OpenAI has a legally submitted point of view that they believe the benefits of AI to humanity are so great that anyone creating AI should be allowed to trample all over copyright laws, Terms of Use, EULAs, etc.

But OpenAI’s version of benefit to humanity is that they should be allowed to trample over those laws so they can benefit humanity by closely guarding the output of trampling those laws and charging humanity an access fee.

Even if we accept all of OpenAI’s criticisms of DeepSeek, they’re arguing that DeepSeek doing the exact same thing, but releasing the output for free for anyone to use is somehow less beneficial to humanity.


This goes back to my previous criticism of OAI: Stratechery said that Altman's greatest crime is to seek regulatory capture. I think it's spot on. Altman portrays himself as a visionary leader, a messiah of the AI age. Yet when the company was so small and that the progress in AI just got started, his strategic move was to suffocate innovation in the name of AI safety. For that, I question his vision, motive, and leadership.


So a bank robber that manages to steal from Fort Knox gets to keep the gold bars because it was a very complicated job?

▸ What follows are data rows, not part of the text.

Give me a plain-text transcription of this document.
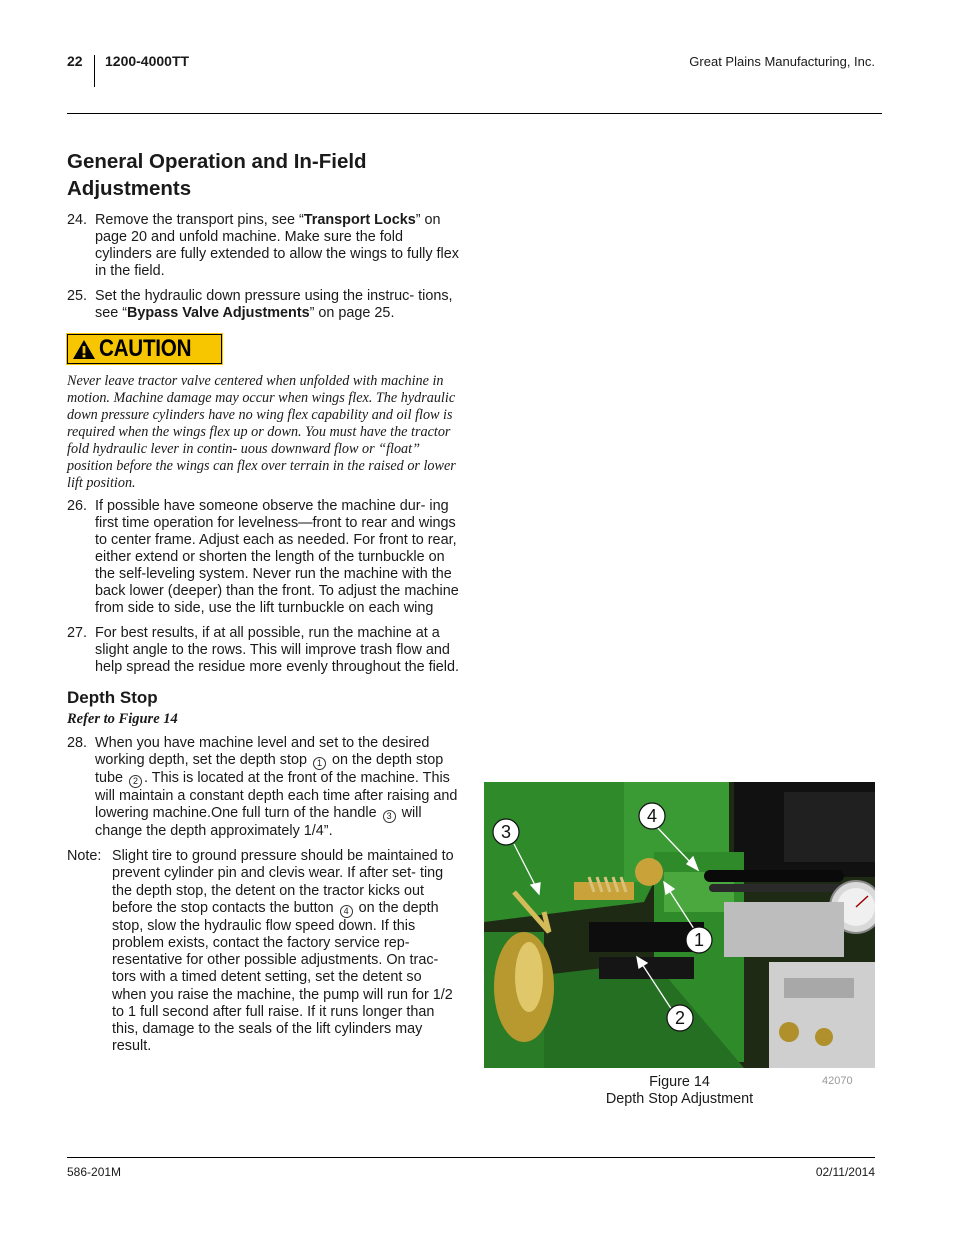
22 1200-4000TT	Great Plains Manufacturing, Inc.
General Operation and In-Field Adjustments
24. Remove the transport pins, see “Transport Locks” on page 20 and unfold machine. Make sure the fold cylinders are fully extended to allow the wings to fully flex in the field.
25. Set the hydraulic down pressure using the instruc- tions, see “Bypass Valve Adjustments” on page 25.
CAUTION
Never leave tractor valve centered when unfolded with machine in motion. Machine damage may occur when wings flex. The hydraulic down pressure cylinders have no wing flex capability and oil flow is required when the wings flex up or down. You must have the tractor fold hydraulic lever in contin- uous downward flow or “float” position before the wings can flex over terrain in the raised or lower lift position.
26. If possible have someone observe the machine dur- ing first time operation for levelness—front to rear and wings to center frame. Adjust each as needed. For front to rear, either extend or shorten the length of the turnbuckle on the self-leveling system. Never run the machine with the back lower (deeper) than the front. To adjust the machine from side to side, use the lift turnbuckle on each wing
27. For best results, if at all possible, run the machine at a slight angle to the rows. This will improve trash flow and help spread the residue more evenly throughout the field.
Depth Stop
Refer to Figure 14
28. When you have machine level and set to the desired working depth, set the depth stop 1 on the depth stop tube 2 . This is located at the front of the machine. This will maintain a constant depth each time after raising and lowering machine.One full turn of the handle 3 will change the depth approximately 1/4”.
Note: Slight tire to ground pressure should be maintained to prevent cylinder pin and clevis wear. If after set- ting the depth stop, the detent on the tractor kicks out before the stop contacts the button 4 on the depth stop, slow the hydraulic flow speed down. If this problem exists, contact the factory service rep- resentative for other possible adjustments. On trac- tors with a timed detent setting, set the detent so when you raise the machine, the pump will run for 1/2 to 1 full second after full raise. If it runs longer than this, damage to the seals of the lift cylinders may result.
3
4
1
2
Figure 14
Depth Stop Adjustment
42070
586-201M	02/11/2014
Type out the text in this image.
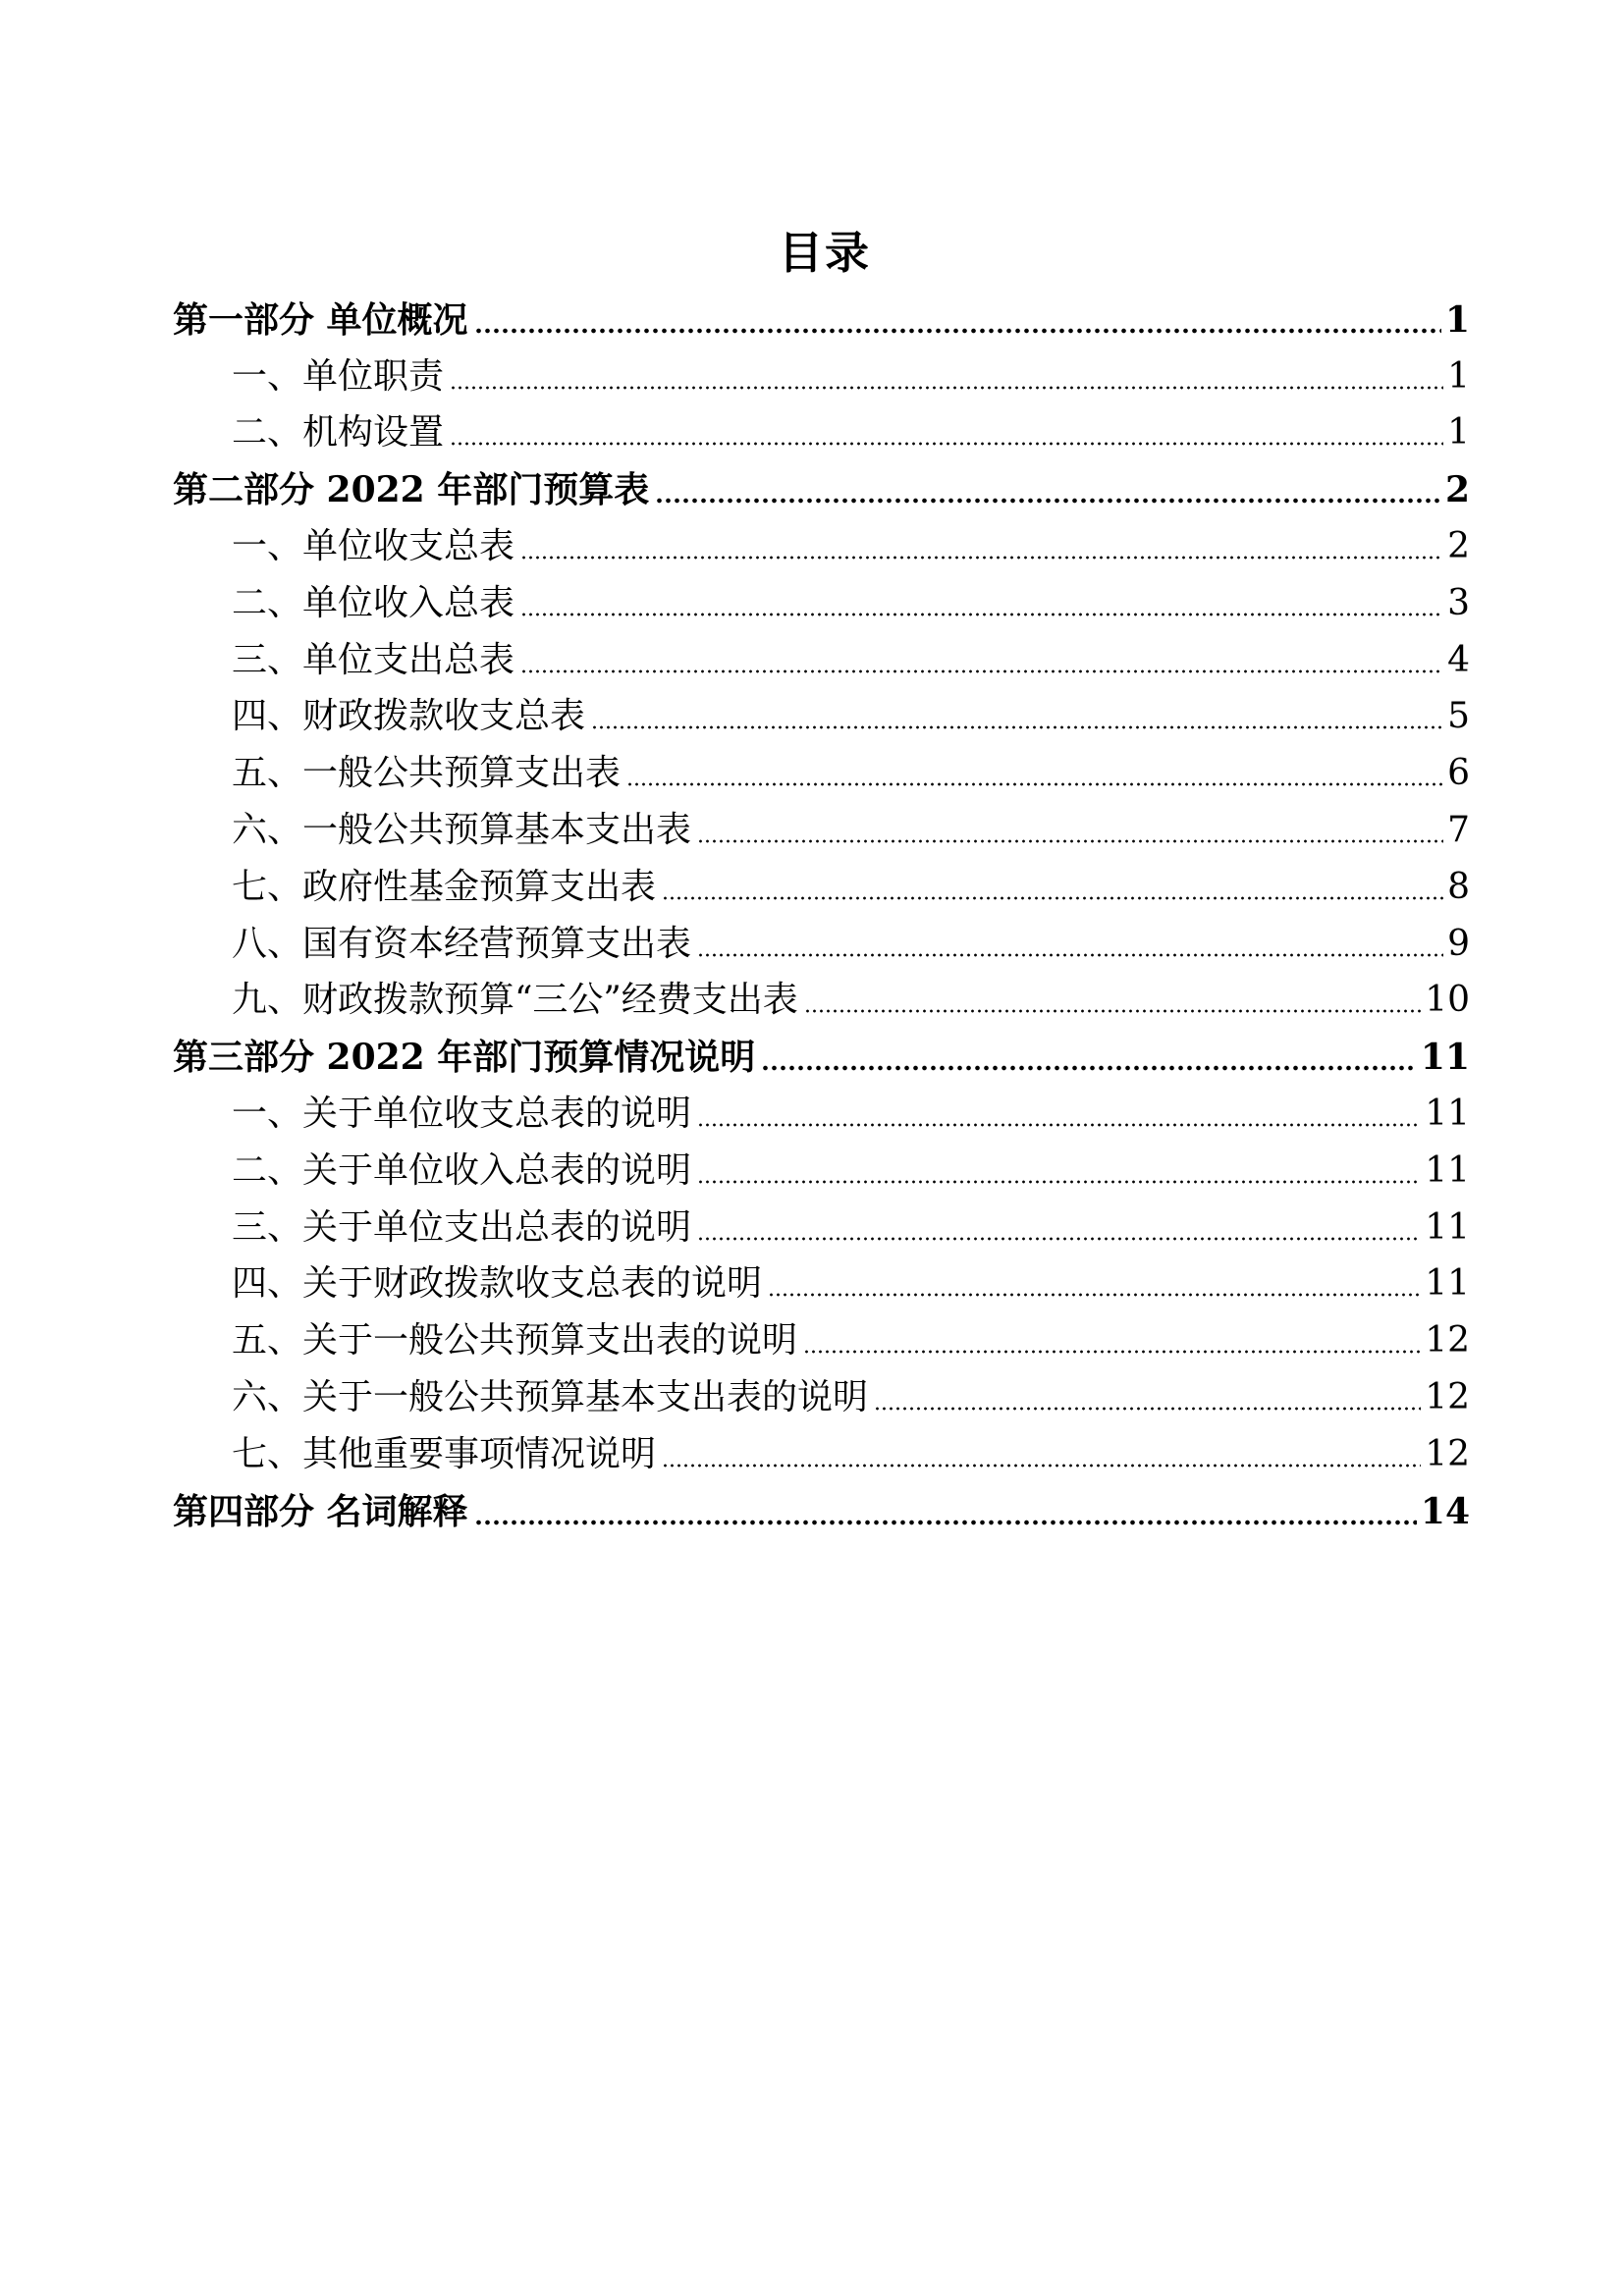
目录
第一部分 单位概况	1
一、单位职责	1
二、机构设置	1
第二部分 2022 年部门预算表	2
一、单位收支总表	2
二、单位收入总表	3
三、单位支出总表	4
四、财政拨款收支总表	5
五、一般公共预算支出表	6
六、一般公共预算基本支出表	7
七、政府性基金预算支出表	8
八、国有资本经营预算支出表	9
九、财政拨款预算“三公”经费支出表	10
第三部分 2022 年部门预算情况说明	11
一、关于单位收支总表的说明	11
二、关于单位收入总表的说明	11
三、关于单位支出总表的说明	11
四、关于财政拨款收支总表的说明	11
五、关于一般公共预算支出表的说明	12
六、关于一般公共预算基本支出表的说明	12
七、其他重要事项情况说明	12
第四部分 名词解释	14
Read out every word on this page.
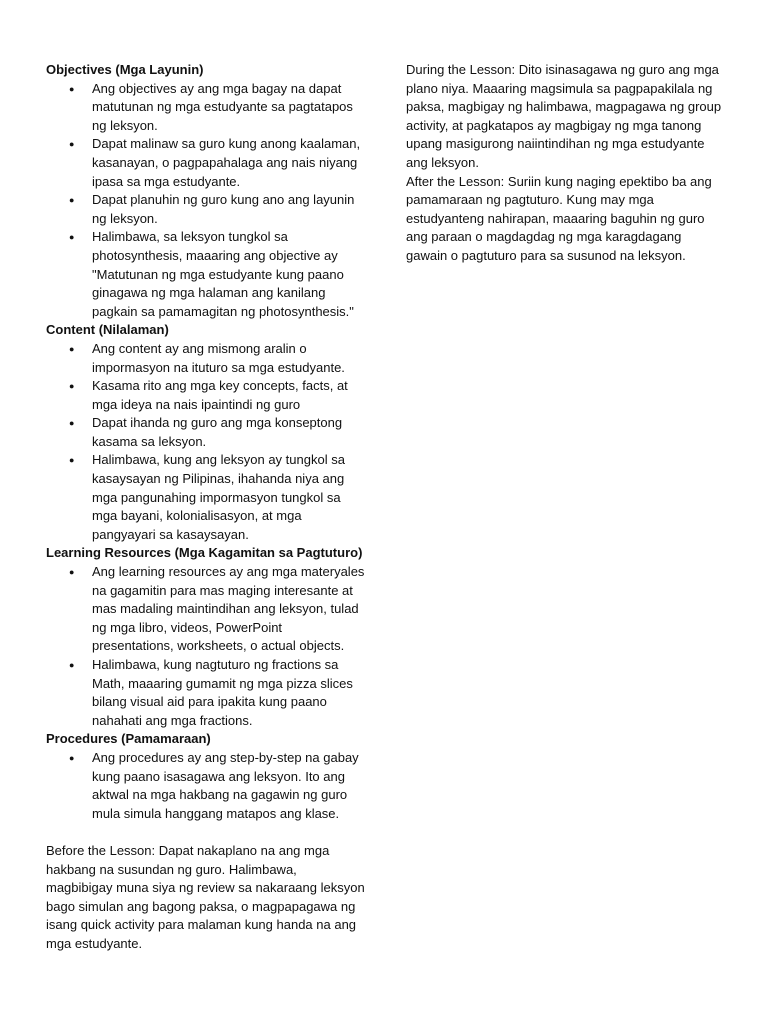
Objectives (Mga Layunin)

● Ang objectives ay ang mga bagay na dapat matutunan ng mga estudyante sa pagtatapos ng leksyon.
● Dapat malinaw sa guro kung anong kaalaman, kasanayan, o pagpapahalaga ang nais niyang ipasa sa mga estudyante.
● Dapat planuhin ng guro kung ano ang layunin ng leksyon.
● Halimbawa, sa leksyon tungkol sa photosynthesis, maaaring ang objective ay "Matutunan ng mga estudyante kung paano ginagawa ng mga halaman ang kanilang pagkain sa pamamagitan ng photosynthesis."

Content (Nilalaman)

● Ang content ay ang mismong aralin o impormasyon na ituturo sa mga estudyante.
● Kasama rito ang mga key concepts, facts, at mga ideya na nais ipaintindi ng guro
● Dapat ihanda ng guro ang mga konseptong kasama sa leksyon.
● Halimbawa, kung ang leksyon ay tungkol sa kasaysayan ng Pilipinas, ihahanda niya ang mga pangunahing impormasyon tungkol sa mga bayani, kolonialisasyon, at mga pangyayari sa kasaysayan.

Learning Resources (Mga Kagamitan sa Pagtuturo)

● Ang learning resources ay ang mga materyales na gagamitin para mas maging interesante at mas madaling maintindihan ang leksyon, tulad ng mga libro, videos, PowerPoint presentations, worksheets, o actual objects.
● Halimbawa, kung nagtuturo ng fractions sa Math, maaaring gumamit ng mga pizza slices bilang visual aid para ipakita kung paano nahahati ang mga fractions.

Procedures (Pamamaraan)

● Ang procedures ay ang step-by-step na gabay kung paano isasagawa ang leksyon. Ito ang aktwal na mga hakbang na gagawin ng guro mula simula hanggang matapos ang klase.

Before the Lesson: Dapat nakaplano na ang mga hakbang na susundan ng guro. Halimbawa, magbibigay muna siya ng review sa nakaraang leksyon bago simulan ang bagong paksa, o magpapagawa ng isang quick activity para malaman kung handa na ang mga estudyante.

During the Lesson: Dito isinasagawa ng guro ang mga plano niya. Maaaring magsimula sa pagpapakilala ng paksa, magbigay ng halimbawa, magpagawa ng group activity, at pagkatapos ay magbigay ng mga tanong upang masigurong naiintindihan ng mga estudyante ang leksyon.

After the Lesson: Suriin kung naging epektibo ba ang pamamaraan ng pagtuturo. Kung may mga estudyanteng nahirapan, maaaring baguhin ng guro ang paraan o magdagdag ng mga karagdagang gawain o pagtuturo para sa susunod na leksyon.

If the Fort Knox gold was originally stolen from the Incas


Feist comprehensively rejected that argument under US copyright law, and the attempts in the late 90s to pass a law in response establishing a sui generis prohibition on copying databases also failed in the US. The EU did adopt a directive to that effect, which may be why there are no significant European search engines.

However, OpenAI and Google are far more politically influential than the lobbyists in the 90s, so it is likely to succeed.


They aren’t actually getting the dataset though.